The Perfect Storm
In markets as in real life, the crazier things get the more human beings attempt to "normalize" absurdity. It's a form of mental defense intended to create a sense of calm while enduring mass confusion. Today in markets, what in prior eras would have been considered irrational has now become business as usual. Which explains how the market distortions over this past decade of continuous central bank bailout have grown in magnitude and lethality, even while complacency has grown commensurately.
Case in point is the S&P 500 VIX which remains muted while stock market concentration reaches beyond Y2K levels. In 2023, the pandemic Tech bubble was winnowed down to "The Magnificent 7" and in 2024, the Magnificent 7 has been further winnowed down to Nvidia and Meta.
Nvidia's year-to-date return is DOUBLE Meta's 44% return.
However, the same level of complacency can be seen in the bond market - investors are reaching for ever-more risk while accepting a lower and lower risk premium, which I will show in the next chart below. Which seems counter-intuitive until we remember that cycle dynamics demand a continuing stream of growth at all points in the cycle, even when risk is the highest. Worse yet is the fact that the Fed has yet to figure any of this out. They are currently relying upon the fourth iteration of their useless financial stress index which combines 18 measures of stock/bond/money market "risk" into one composite indicator. Unfortunately, as we see below their stress index registered its lowest reading right before markets imploded in 2007. How can this be so? It's because their stress index isn't measuring risk, it's measuring the market response to risk, which at the end of the cycle is the most complacent.
In the graph below I overlay the stress index with the home price / income ratio which provides a consistent benchmark of real-world economic risk across time periods. As we see the ratio is now at the same level as 2007, but once again, the Fed stress index is currently at a decade low.
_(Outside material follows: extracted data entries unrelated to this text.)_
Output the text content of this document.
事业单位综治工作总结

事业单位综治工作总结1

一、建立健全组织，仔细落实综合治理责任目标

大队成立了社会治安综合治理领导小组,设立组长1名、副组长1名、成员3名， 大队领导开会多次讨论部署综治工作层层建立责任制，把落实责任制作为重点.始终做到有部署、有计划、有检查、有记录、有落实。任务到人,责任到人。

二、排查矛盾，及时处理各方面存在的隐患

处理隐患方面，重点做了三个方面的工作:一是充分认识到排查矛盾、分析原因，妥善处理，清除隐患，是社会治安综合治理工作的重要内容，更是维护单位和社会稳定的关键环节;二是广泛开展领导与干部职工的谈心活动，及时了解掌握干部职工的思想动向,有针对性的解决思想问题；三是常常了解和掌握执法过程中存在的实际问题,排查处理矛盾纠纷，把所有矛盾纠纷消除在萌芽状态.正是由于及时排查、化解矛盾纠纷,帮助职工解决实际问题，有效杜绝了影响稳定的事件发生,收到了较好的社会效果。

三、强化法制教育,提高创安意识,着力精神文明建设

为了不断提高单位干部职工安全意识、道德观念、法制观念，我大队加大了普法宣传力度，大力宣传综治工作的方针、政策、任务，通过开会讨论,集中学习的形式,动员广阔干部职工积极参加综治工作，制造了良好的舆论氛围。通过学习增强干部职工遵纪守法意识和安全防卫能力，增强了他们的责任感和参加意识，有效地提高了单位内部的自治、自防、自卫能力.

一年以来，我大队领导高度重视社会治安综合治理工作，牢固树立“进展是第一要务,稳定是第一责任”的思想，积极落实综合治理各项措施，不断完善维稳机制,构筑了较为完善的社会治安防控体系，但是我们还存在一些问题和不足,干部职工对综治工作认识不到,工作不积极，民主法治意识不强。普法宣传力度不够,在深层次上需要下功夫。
Make sense? The Fed has learned nothing since 2008
What this means above is that the Fed is caught in the feedback loop between markets and speculative appetite. They are viewing increasing speculative appetite as a reduction in risk. Which is asinine.
Case in point, this week the AI-driven semiconductor bubble reached new overbought extremes last seen in March 2000 which was the Y2K top. Then as now, the market sold off in the Fall of the prior year (1999/2023) and then sky-rocketed at the dawn of the new year. In 2000 it was because the millennium date change had passed and no planes were falling from the sky due to anticipated computer errors. When we watched the fireworks in Sydney Australia at noon U.S. time it was clear that it was going to be a non-event. So, when the new year dawned, markets took off for their final melt-up higher.
We are seeing a similar global melt-up ahead of this year's widely anticipated rate cuts. A global synchronized reach for risk. Semiconductors are up +70% since they tagged the 50 week moving average in October.
On the topic of complacency, this week NYC bank further collapsed but then was "rescued" with a massively dilutive capital injection that sold a controlling share of the company for a Bear Stearns inspired $2/share i.e. a 90% discount to where the bank traded a year ago. Of course the deal was presented as a "win" for the banking sector, but it was yet another example where the FDIC chose to find a buyer for the bank's assets rather than to shutdown the bank. In the old days, the FDIC would have no problem terminating a bank and returning money to depositors, however, the FDIC's deposit insurance fund is running dry and would in no way be adequate for a continuing bank run.
What doesn't get said in all of this "good news" is that in 2008 and again in 2020 during the pandemic, Congress essentially wrote a blank check to the FDIC. However, that required a coming together of both parties. Currently, the U.S. government is enduring almost continuous threat of shutdown. So the idea of them agreeing to bailout the FDIC in an election year is pure fantasy. This current toxic level of partisanship which grows by the day towards the election will in the end prove to be highly "deflationary".
Under the new paradigm of all news is good news, the FDIC forcing banks to raise capital at the 2009 lows is intended to restore investor confidence in the banking sector.
In summary, post-pandemic the Fed kept rates too low for too long because they were bailing out the wealthy. Now, they are keeping rates too high for too long because asset inflation is totally out of control. Which has created a perfect storm of over-valued assets and a middle class that is imploding due to high asset prices and high interest rates. All while investors are told that Bitcoin is a safe haven from Fed policy error.
Few if any pundits consider what could go wrong.